ジミー・ペイジは、14歳の少女に夢中だった? ジョン・ボーナムは死亡した夜にウォッカをショットで飲んでいた? など、レッド・ツェッペリンに関する狂気じみた噂を事実検証してみた。いまだかつてレッド・ツェッペリンほど伝説や虚報に満ちたバンドが存在しただろうか? インターネットが登場するはるか昔、ロック・スターの情報はほとんど入手できなかったため、(ドラッグで朦朧としたヤク中たち、ツェッペリンに取り憑かれた十代を含む)ファンはその大きな隙間を根拠のない噂話や、放蕩・悪魔・悪名高き魚類などをモチーフにした狂気じみた夢物語で埋めていた。さらにすごいのは、そのすべてが虚報ではない点だ。何が本当で、何が嘘で、何が嘘と真実の間かを、ここで検証してみよう。
1. 『レッド・ツェッペリンIV』の見開きジャケットに描かれている年老いた隠者は『指輪物語』の登場人物だった
噂の背景:レッド・ツェッペリンが『指輪物語』をとても気に入っていたことは誰もが知っていた。それが証拠に1969年リリースの楽曲「ランブル・オン」ではモルドールやゴラムを歌っている。そのため、彼らの4枚目のアルバムの見開きジャケットに、中つ国にいるようなマントを着てランタンを持ったミステリアスな人物を見つけたファンは、これをJ.R.R.トールキンの『指輪物語』の登場人物だと思い込んだ。
真実:この「隠者」はタロットカードの隠者にインスパイアされたものだった。1976年の映画『レッド・ツェッペリン熱狂のライブ』の幻想シーンではペイジが隠者の役を演じている。
2. 「デジャ・メイク・ハー」という曲名はジャマイカに関する古いコックニーのジョークに由来する
噂の背景:アルバム『
聖なる館』収録のこの曲の曲名を「ダイアー・メイカー」と発音すると思っている人が多いが、コックニー訛りで発音するとカリブ海に浮かぶある国の国名に近い音になる。

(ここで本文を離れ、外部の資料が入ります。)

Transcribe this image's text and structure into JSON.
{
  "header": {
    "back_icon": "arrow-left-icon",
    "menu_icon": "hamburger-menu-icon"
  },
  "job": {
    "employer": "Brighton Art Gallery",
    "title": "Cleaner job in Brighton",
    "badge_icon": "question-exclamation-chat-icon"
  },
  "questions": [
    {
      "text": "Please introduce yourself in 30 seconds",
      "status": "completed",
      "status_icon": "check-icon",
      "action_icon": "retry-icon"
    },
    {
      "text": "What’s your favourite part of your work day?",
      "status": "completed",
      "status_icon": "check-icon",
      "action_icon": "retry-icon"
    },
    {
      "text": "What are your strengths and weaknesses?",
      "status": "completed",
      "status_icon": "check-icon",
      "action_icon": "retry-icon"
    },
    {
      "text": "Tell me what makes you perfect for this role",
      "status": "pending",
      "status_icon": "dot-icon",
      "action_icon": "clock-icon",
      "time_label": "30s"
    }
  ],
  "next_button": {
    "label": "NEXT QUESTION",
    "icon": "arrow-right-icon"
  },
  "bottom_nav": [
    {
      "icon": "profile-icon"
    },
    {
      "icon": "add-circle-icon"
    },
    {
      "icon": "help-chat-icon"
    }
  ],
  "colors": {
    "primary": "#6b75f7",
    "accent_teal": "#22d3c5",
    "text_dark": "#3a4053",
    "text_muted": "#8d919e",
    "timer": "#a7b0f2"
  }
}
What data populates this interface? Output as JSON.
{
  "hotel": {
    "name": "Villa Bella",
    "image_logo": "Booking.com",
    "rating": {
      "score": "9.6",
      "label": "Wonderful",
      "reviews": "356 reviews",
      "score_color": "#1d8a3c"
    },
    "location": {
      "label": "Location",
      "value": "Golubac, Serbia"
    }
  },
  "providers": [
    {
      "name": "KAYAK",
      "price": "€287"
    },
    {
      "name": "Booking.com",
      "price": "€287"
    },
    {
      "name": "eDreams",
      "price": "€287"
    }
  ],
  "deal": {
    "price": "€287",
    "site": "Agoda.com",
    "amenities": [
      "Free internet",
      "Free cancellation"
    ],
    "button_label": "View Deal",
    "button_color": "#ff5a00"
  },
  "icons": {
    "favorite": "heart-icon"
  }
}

真実:プラントは「D’yer Mak’er」が古いコックニーのジョークから来ていると認めている。そのジョークは下記のようなものだ。
コックニーの男1:
嫁が休暇に出かけるんだ。コックニーの男2:
ジャマイカに行くのか? コックニーの男1:
いや、嫁が勝手に決めたのさ。上のコックニーの男2のセリフは英語では「Jamaica?」なのだが、早口で言うので「Did you make her?」(お前がそうさせたのか?)に聞こえるため、コックニー男1はそう解釈して「いや、嫁が勝手に……」と答えている。とは言え、この曲名でジャマイカ絡みのジョークを使っているのはレゲエ風な曲調と一致する。